毎年2月の初めに長野県は乗鞍高原にある善五郎の滝の氷瀑撮影に出かけています。しかし情報を調べると、今期は寒気の訪れが早まったのか、昨年末あたりから凍り具合がモリモリと進んできました。
これは逃したらいかん! と、不安になってしまい、まだおよそ1か月も早いタイミングですが状況確認を兼ねて撮影に出ることにしました。

早速ですが、本日のお宿です(笑)。夕方に出発したので、途中のPAで仮眠します。

そして、再び運転を再開し、まだ暗いうちに伊那ICを降ります。
善五郎の滝に行く前にもうひと滝行くところがあるのですが、善五郎の滝よりも直線距離にしておよそ30km南に位置しています。こちらは危険が伴うので滝名は伏せさせて頂きます。仮に滝Aとでも表記しておきます。

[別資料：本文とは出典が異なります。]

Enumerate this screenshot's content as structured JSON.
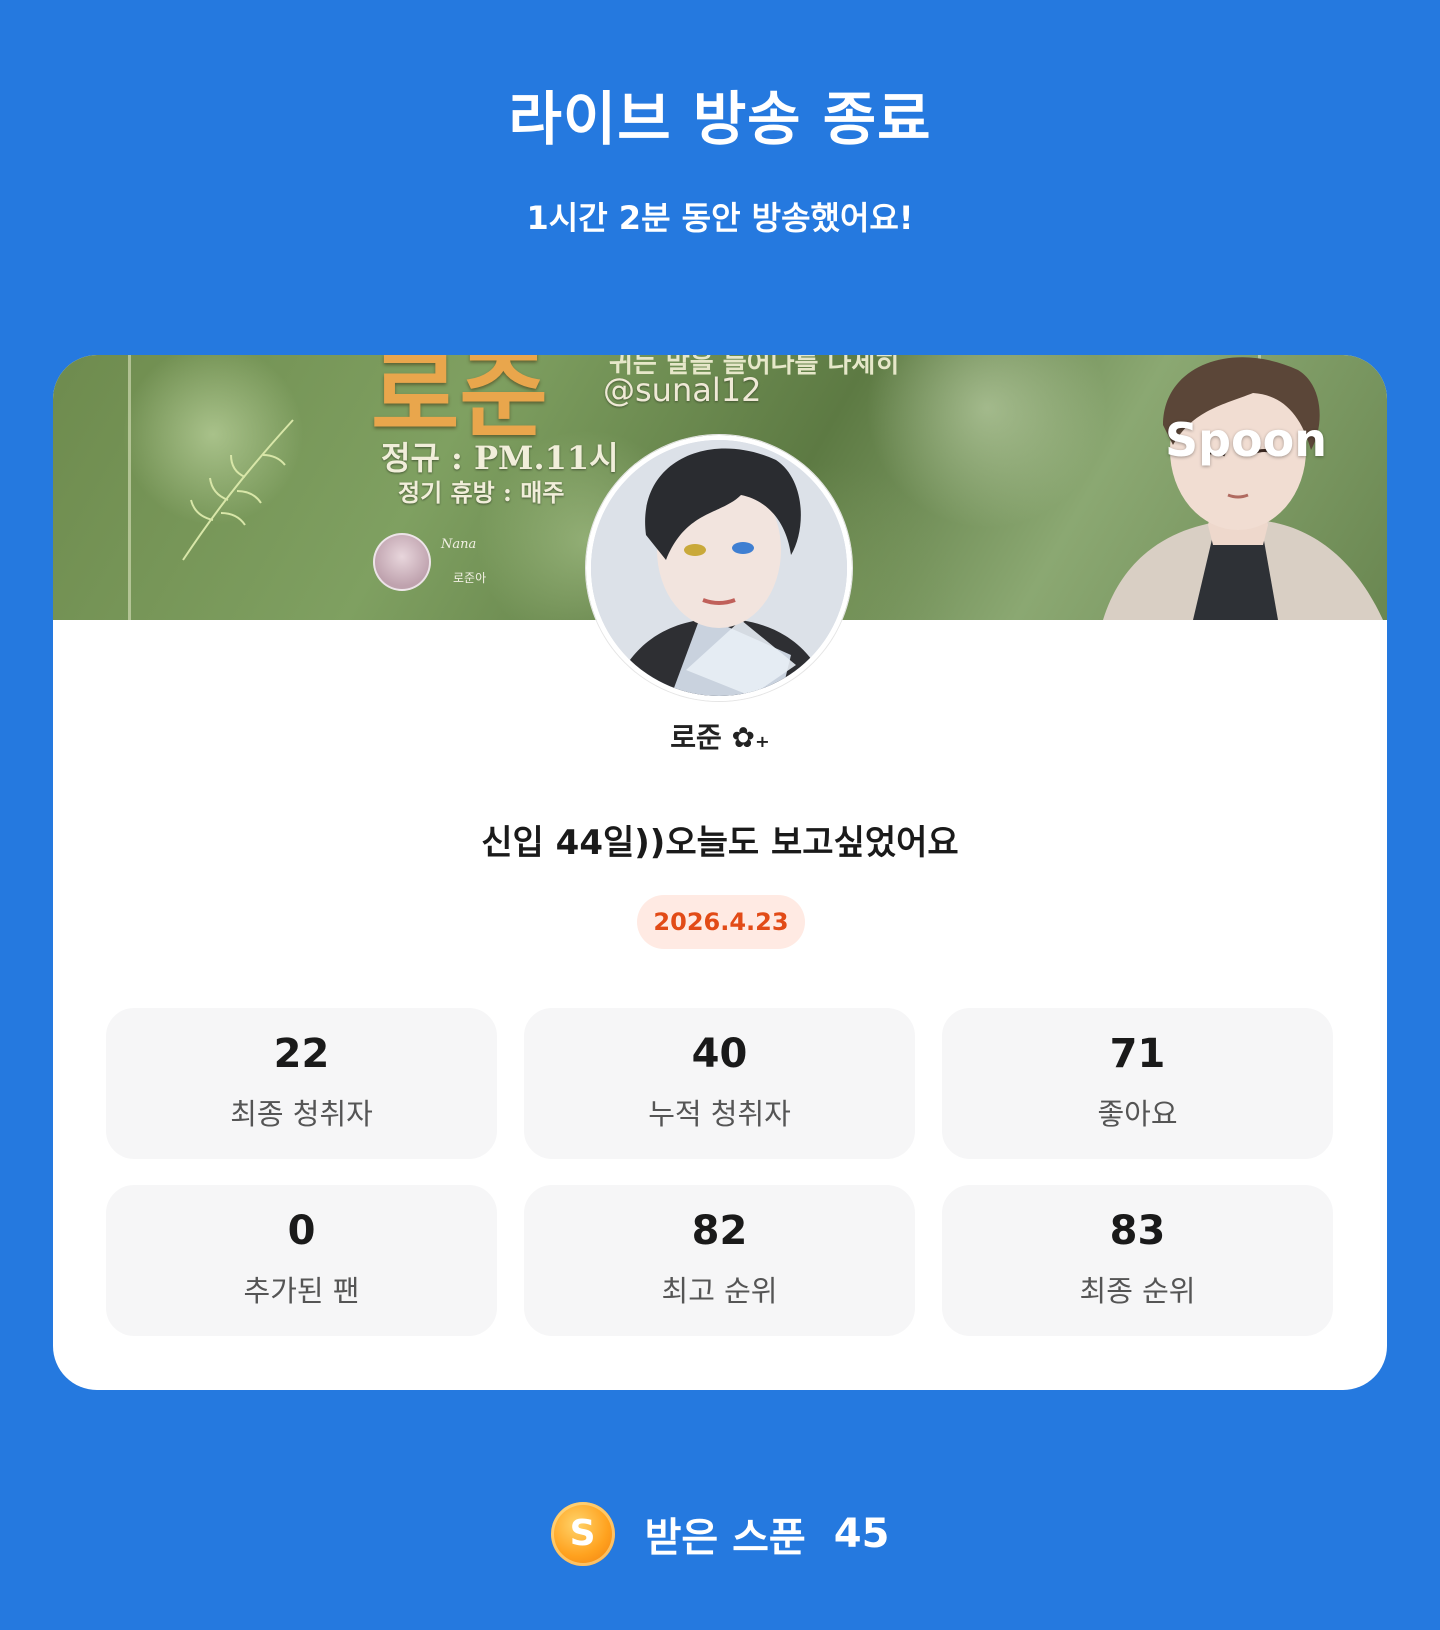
{
  "header": {
    "title": "라이브 방송 종료",
    "subtitle": "1시간 2분 동안 방송했어요!"
  },
  "card": {
    "banner": {
      "big_text": "로준",
      "top_line": "귀는 말을 들어나를 나세히",
      "handle": "@sunal12",
      "schedule_line1": "정규 : PM.11시",
      "schedule_line2": "정기 휴방 : 매주",
      "mini_name": "Nana",
      "mini_sub": "로준아",
      "brand": "Spoon"
    },
    "nickname": "로준 ✿₊",
    "broadcast_title": "신입 44일))오늘도 보고싶었어요",
    "date": "2026.4.23",
    "stats": [
      {
        "value": "22",
        "label": "최종 청취자"
      },
      {
        "value": "40",
        "label": "누적 청취자"
      },
      {
        "value": "71",
        "label": "좋아요"
      },
      {
        "value": "0",
        "label": "추가된 팬"
      },
      {
        "value": "82",
        "label": "최고 순위"
      },
      {
        "value": "83",
        "label": "최종 순위"
      }
    ]
  },
  "spoons": {
    "coin_letter": "S",
    "label": "받은 스푼",
    "count": "45"
  },
  "colors": {
    "background": "#2579DF",
    "date_badge_bg": "#FFEAE3",
    "date_badge_text": "#E24B17",
    "stat_bg": "#F6F6F7",
    "coin": "#FFA21F"
  },
  "icons": {
    "spoon_coin": "spoon-coin-icon",
    "nickname_decoration": "flower-icon"
  }
}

目的地の滝Aの手前に、もう一つ滝があるのですが……この暗さでは見えませんね。人工物だらけの滝のため、特に興味はないのでこのまま通過します。

そして滝Aに到着。こちらは駐車スペースから200メートルほど山を登ります。

荷物や装備を準備している間にすっかり夜が明けました。いよいよ出発です。

序盤はこんな感じに雪が積もった階段を上り、その後は山道になります。

距離は大したことはないのですが、ザックを背負ったうえドールバッグを持っているので高低差がこたえます。
ほどなくして、滝前に到着。うっすら予感はしていましたが、まだまだ凍っていない状態です。完全結氷近くなると、滝直下の参画に積もったお山が上の氷柱群まで伸びます。

そして、私がこの滝を気に入っている理由がこれです。氷瀑を裏から見ることができる裏見の滝なのです。
外と裏の行き来は祠(?)のような場所を通りぬけて行くことができますが、それでも撮影中にいつ氷柱が落ちてくるか分からないので、ヘルメットがあると安心です。

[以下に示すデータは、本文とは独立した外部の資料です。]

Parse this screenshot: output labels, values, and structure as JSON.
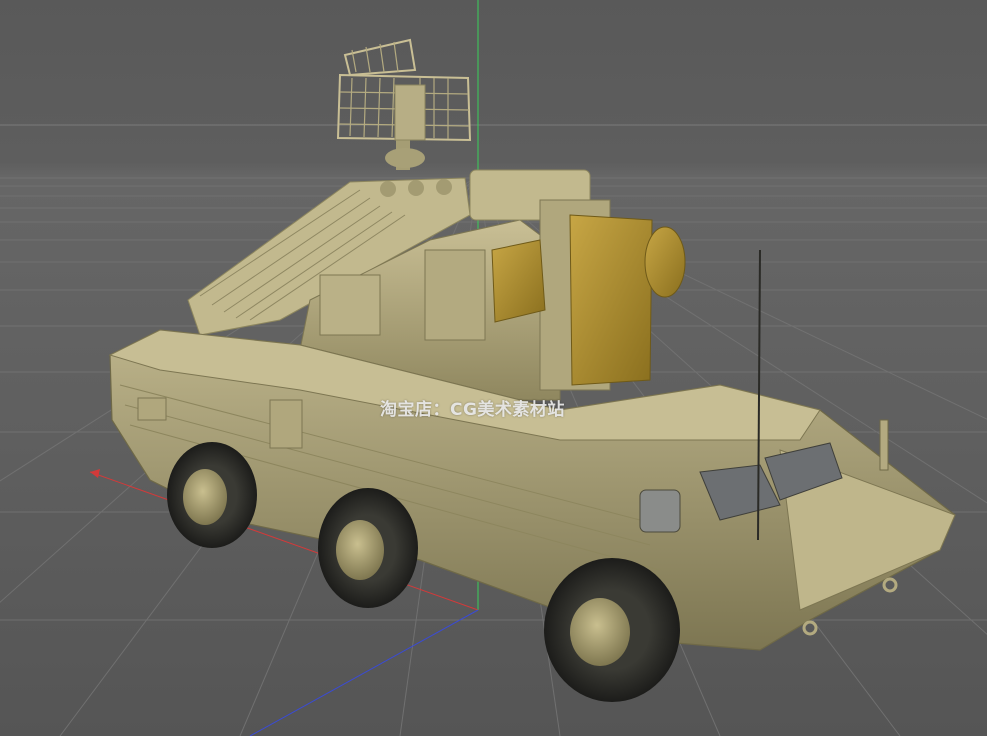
{
  "viewport": {
    "background_color": "#5b5b5b",
    "grid_color": "#6f6f6f",
    "axis_colors": {
      "x": "#d23a3a",
      "y": "#39d05a",
      "z": "#3a4bd6"
    },
    "model_color": "#b6ad84"
  },
  "watermark": {
    "text": "淘宝店：CG美术素材站"
  }
}
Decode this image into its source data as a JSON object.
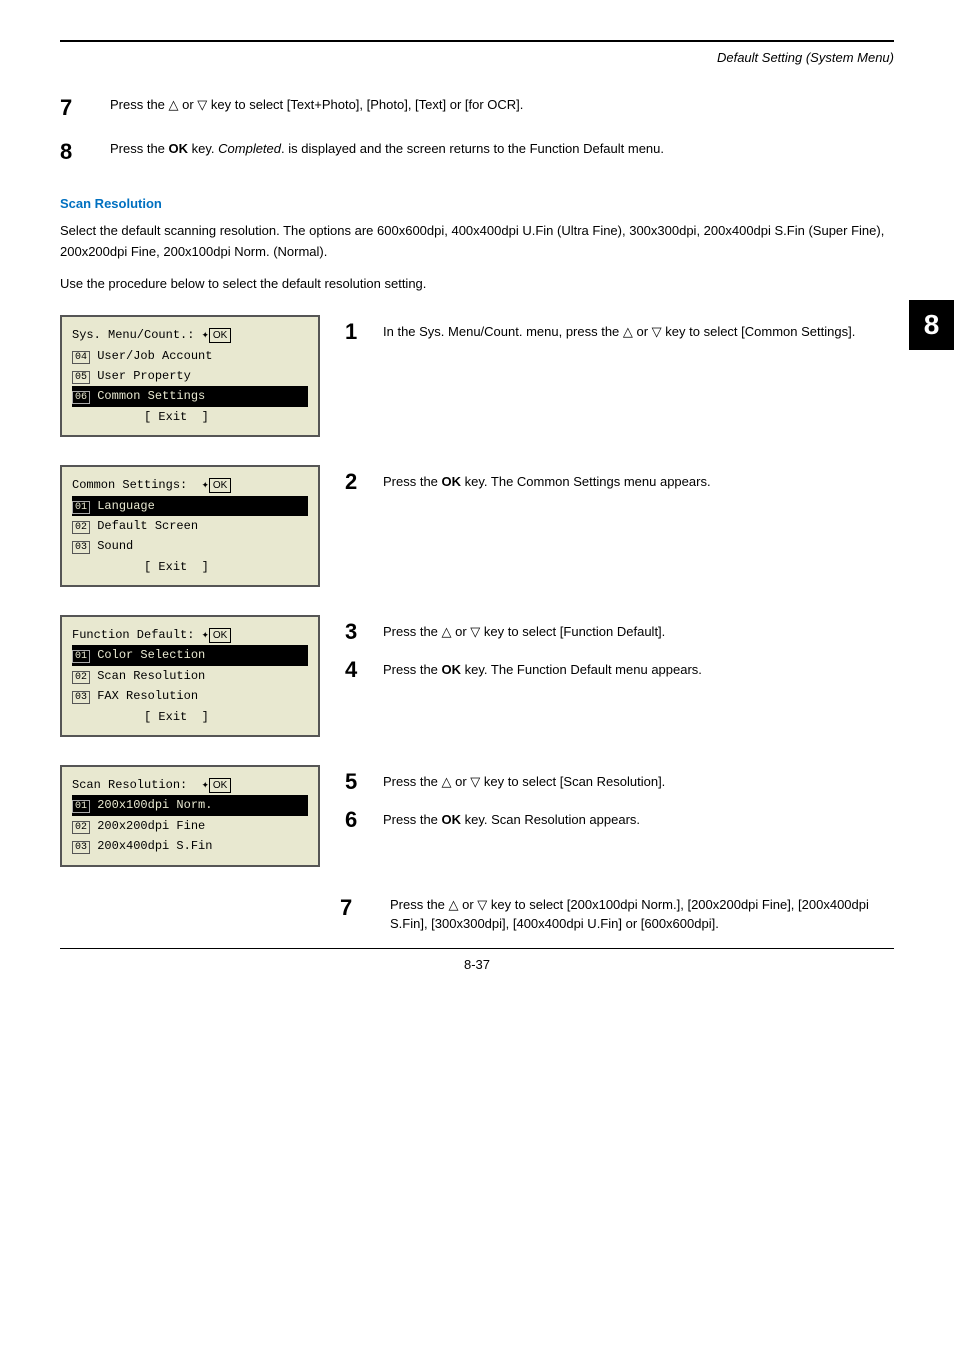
{
  "page": {
    "header_title": "Default Setting (System Menu)",
    "footer_page": "8-37",
    "section_badge": "8"
  },
  "top_steps": [
    {
      "number": "7",
      "text": "Press the △ or ▽ key to select [Text+Photo], [Photo], [Text] or [for OCR]."
    },
    {
      "number": "8",
      "text_parts": [
        "Press the ",
        "OK",
        " key. ",
        "Completed",
        ". is displayed and the screen returns to the Function Default menu."
      ]
    }
  ],
  "section": {
    "title": "Scan Resolution",
    "description": "Select the default scanning resolution. The options are 600x600dpi, 400x400dpi U.Fin (Ultra Fine), 300x300dpi, 200x400dpi S.Fin (Super Fine), 200x200dpi Fine, 200x100dpi Norm. (Normal).",
    "procedure_text": "Use the procedure below to select the default resolution setting."
  },
  "screens": [
    {
      "id": "screen1",
      "lines": [
        "Sys. Menu/Count.: ✦OK",
        "04 User/Job Account",
        "05 User Property",
        "06 Common Settings",
        "          [ Exit  ]"
      ],
      "highlight_line": 3
    },
    {
      "id": "screen2",
      "lines": [
        "Common Settings:  ✦OK",
        "01 Language",
        "02 Default Screen",
        "03 Sound",
        "          [ Exit  ]"
      ],
      "highlight_line": 1
    },
    {
      "id": "screen3",
      "lines": [
        "Function Default: ✦OK",
        "01 Color Selection",
        "02 Scan Resolution",
        "03 FAX Resolution",
        "          [ Exit  ]"
      ],
      "highlight_line": 1
    },
    {
      "id": "screen4",
      "lines": [
        "Scan Resolution:  ✦OK",
        "01 200x100dpi Norm.",
        "02 200x200dpi Fine",
        "03 200x400dpi S.Fin"
      ],
      "highlight_line": 1
    }
  ],
  "steps": [
    {
      "number": "1",
      "text": "In the Sys. Menu/Count. menu, press the △ or ▽ key to select [Common Settings]."
    },
    {
      "number": "2",
      "text_parts": [
        "Press the ",
        "OK",
        " key. The Common Settings menu appears."
      ]
    },
    {
      "number": "3",
      "text": "Press the △ or ▽ key to select [Function Default]."
    },
    {
      "number": "4",
      "text_parts": [
        "Press the ",
        "OK",
        " key. The Function Default menu appears."
      ]
    },
    {
      "number": "5",
      "text": "Press the △ or ▽ key to select [Scan Resolution]."
    },
    {
      "number": "6",
      "text_parts": [
        "Press the ",
        "OK",
        " key. Scan Resolution appears."
      ]
    },
    {
      "number": "7",
      "text": "Press the △ or ▽ key to select [200x100dpi Norm.], [200x200dpi Fine], [200x400dpi S.Fin], [300x300dpi], [400x400dpi U.Fin] or [600x600dpi]."
    }
  ]
}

ここは昨年撮影したポイント。比較的平坦なのでドール撮影に向いているのですが、今期はまだ氷柱が少なすぎます。

定番の撮影ポイントです。なぜ定番かといういと、全体を見渡せるのは勿論ですが、この写っているエリアは全て急斜面なのでアイゼンがないとこれ以上は進めないのです。というか、駐車場から滝前までの道のりもアイゼンがないと危険です。
状況はというと、まず氷柱が細いです。そして、もう一本同様な氷柱ができるはずなのですが、そちらは全くできていません。全てがしっかり完成するとパルテノン神殿のような美しい姿になります。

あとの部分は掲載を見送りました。